Tumour Biol. 2015 Apr;36(4):2709-24. doi: 10.1007/s13277-014-2896-7. Epub 2014 Dec 4.
We investigated risk association of FAS (-1377 G>A and -670 A>G) and FASL (-844 T>C) promoter polymorphisms with breast, ovarian, cervical, and endometrial cancers and report that the FASL -844 CC genotype was protective against breast, ovarian, cervical, and endometrial cancers (P ≤ 0.01). On the other hand, FAS -1377 GA and AA variants increased risk of breast cancer. However, the GA variant of FAS -1377 was also found to be a risk factor for cervical cancer. In contrast, FAS -670 AG variant significantly lowered risk of breast cancer. Further, we also observed that risk association of co-occurrence of FAS and/or FASL variants with the cancers varied as compared to the presence of individual polymorphisms. Although risk and protective haplotypes of FAS SNPs were observed across the cancer phenotypes, the association of the haplotypes was significant for breast cancer alone with a 3-fold enhanced risk. The protective effect of the FASL CC genotype seen in this study suggests that similar biomolecular mechanisms involving FASL might play a role in female-specific cancers.

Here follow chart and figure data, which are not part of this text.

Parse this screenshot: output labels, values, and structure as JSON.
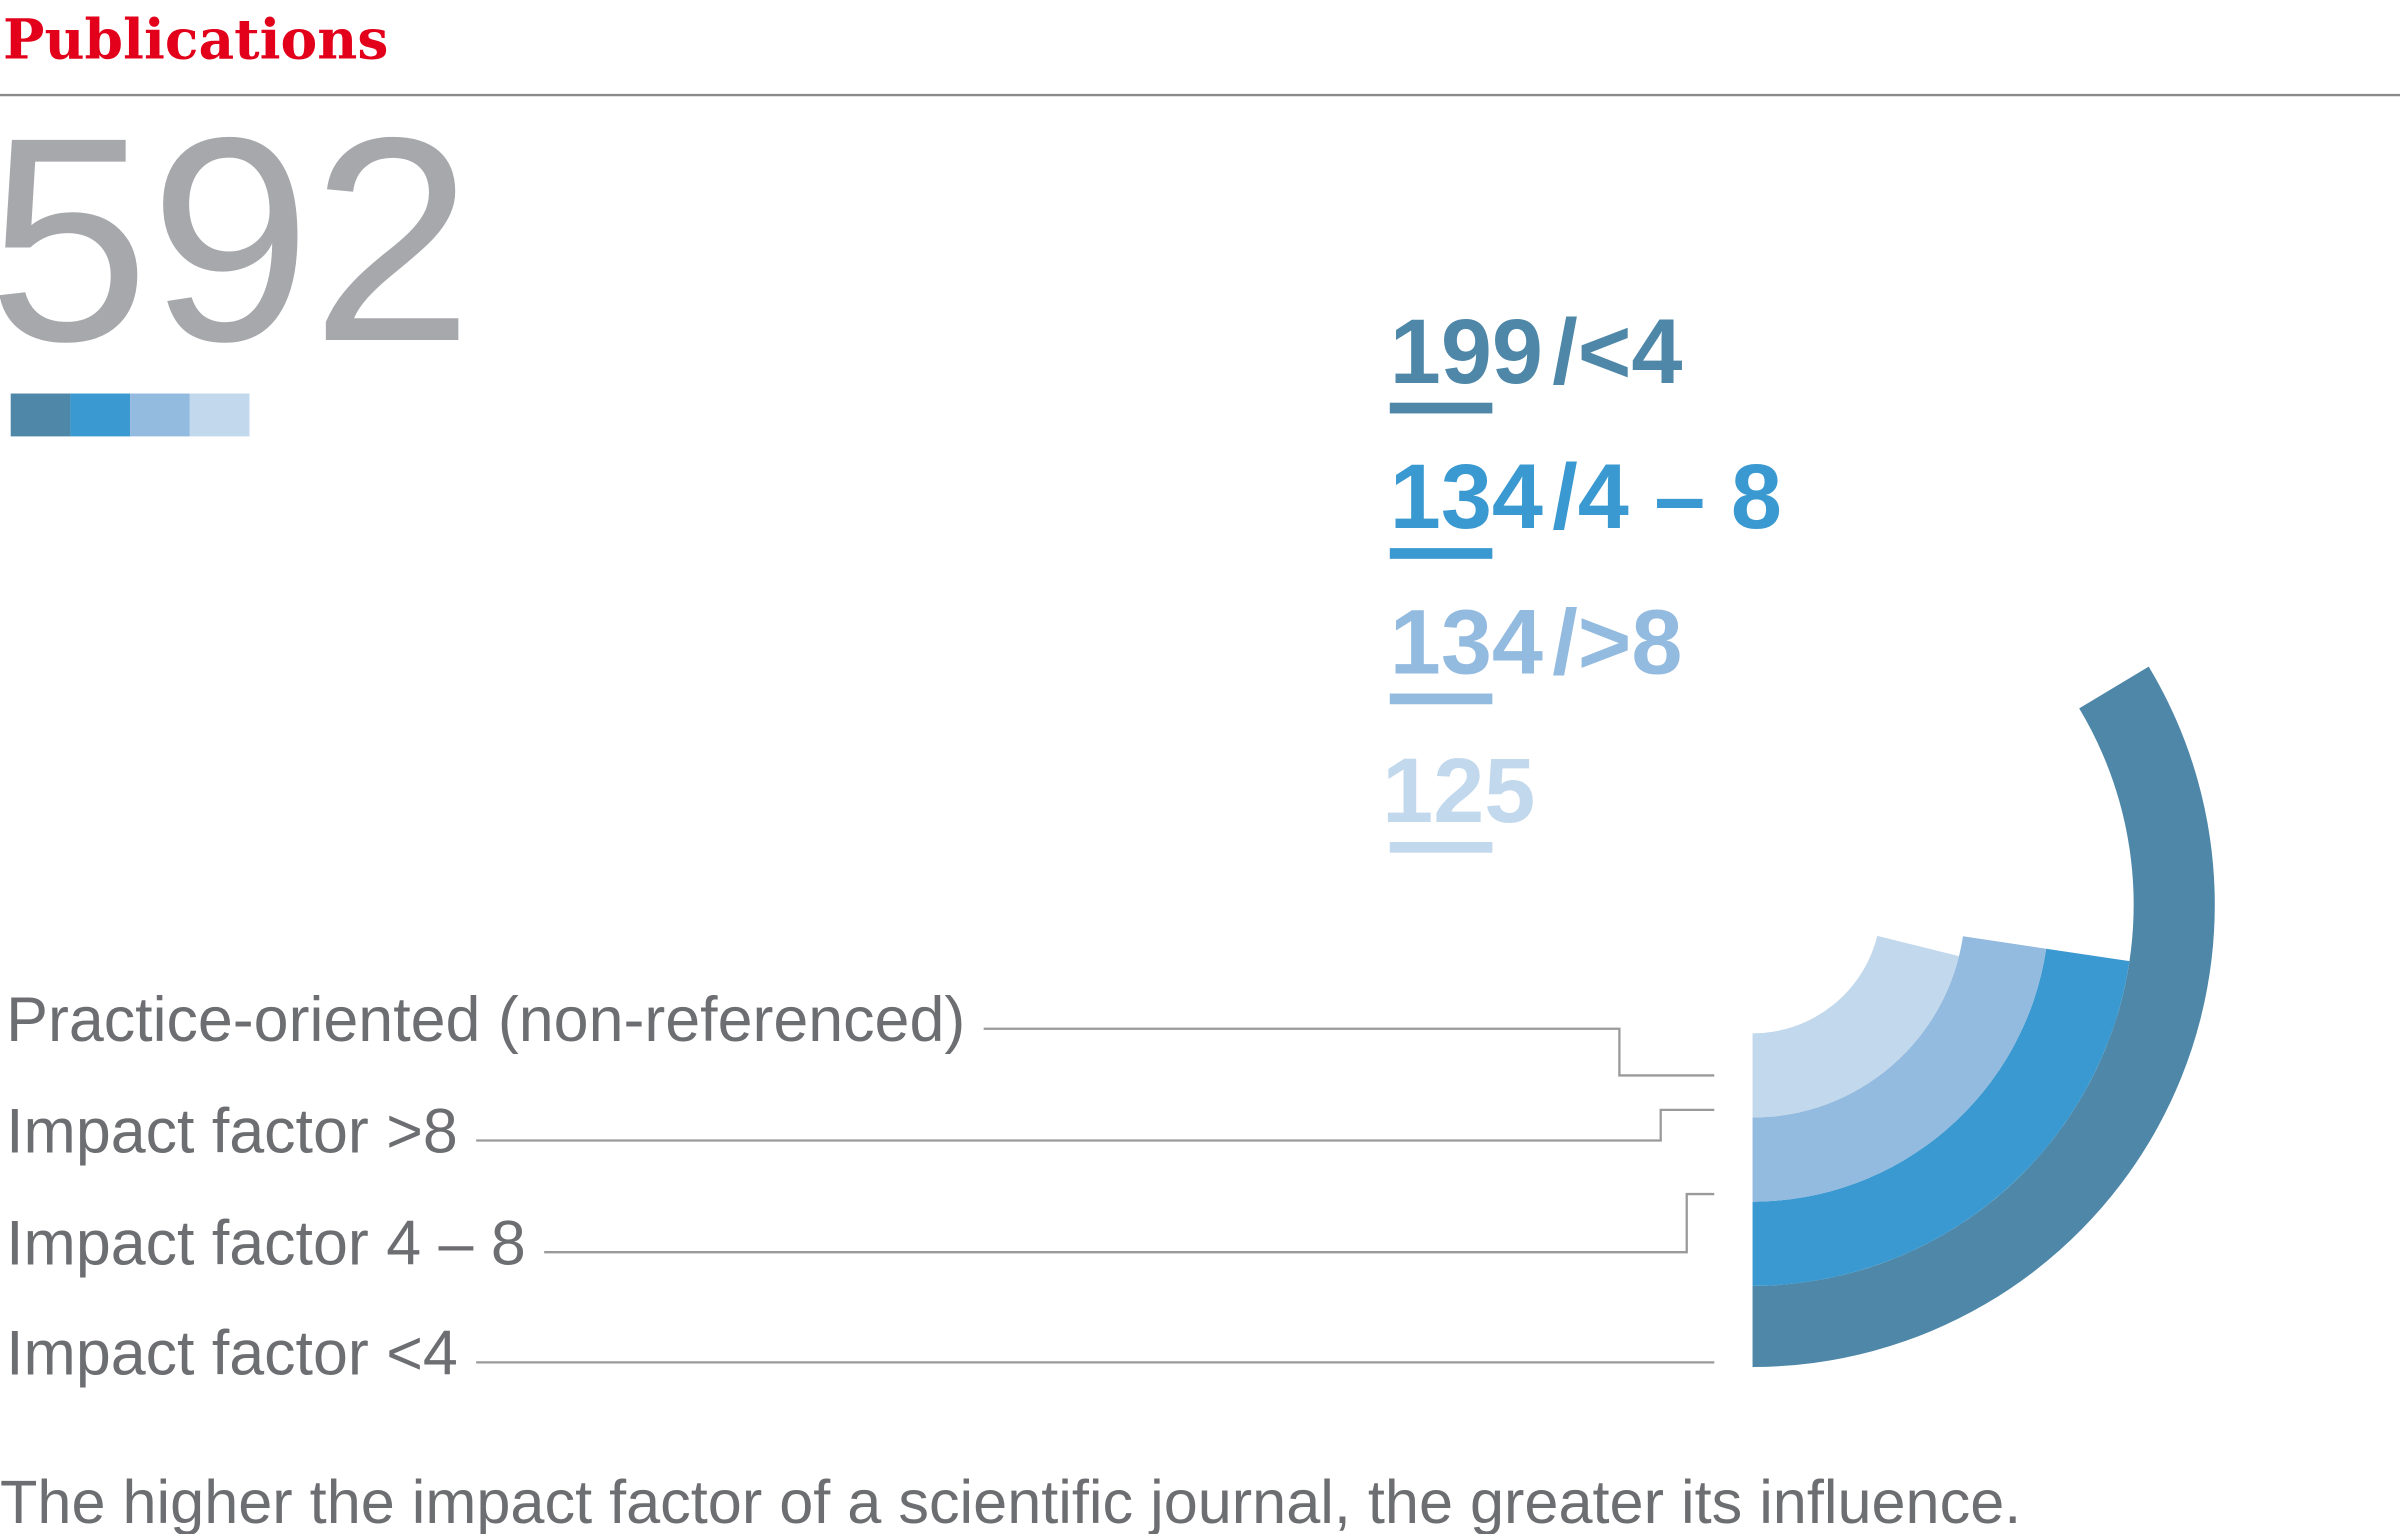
{
  "chart_data": {
    "type": "radial-bar",
    "title": "Publications",
    "total": 592,
    "categories": [
      "Impact factor <4",
      "Impact factor 4 – 8",
      "Impact factor >8",
      "Practice-oriented (non-referenced)"
    ],
    "short_labels": [
      "/<4",
      "/4 – 8",
      "/>8",
      null
    ],
    "values": [
      199,
      134,
      134,
      125
    ],
    "colors": [
      "#4e87a8",
      "#3a99d0",
      "#93badf",
      "#c2d8ec"
    ],
    "caption": "The higher the impact factor of a scientific journal, the greater its influence."
  }
}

我们研究了FAS基因(-1377 G>A和-670 A>G)及FASL基因(-844 T>C)启动子多态性与乳腺癌、卵巢癌、宫颈癌和子宫内膜癌的风险关联,并报告FASL -844 CC基因型对乳腺癌、卵巢癌、宫颈癌和子宫内膜癌具有保护作用(P≤0.01)。另一方面,FAS -1377 GA和AA变异增加了乳腺癌风险。然而,FAS -1377的GA变异也被发现是宫颈癌的一个风险因素。相比之下,FAS -670 AG变异显著降低了乳腺癌风险。此外,我们还观察到,与单个多态性存在相比,FAS和/或FASL变异共同出现与癌症的风险关联有所不同。尽管在各种癌症表型中均观察到FAS单核苷酸多态性的风险和保护单倍型,但单倍型关联仅在乳腺癌中显著,风险增加了3倍。本研究中观察到的FASL CC基因型的保护作用表明,涉及FASL的类似生物分子机制可能在女性特异性癌症中发挥作用。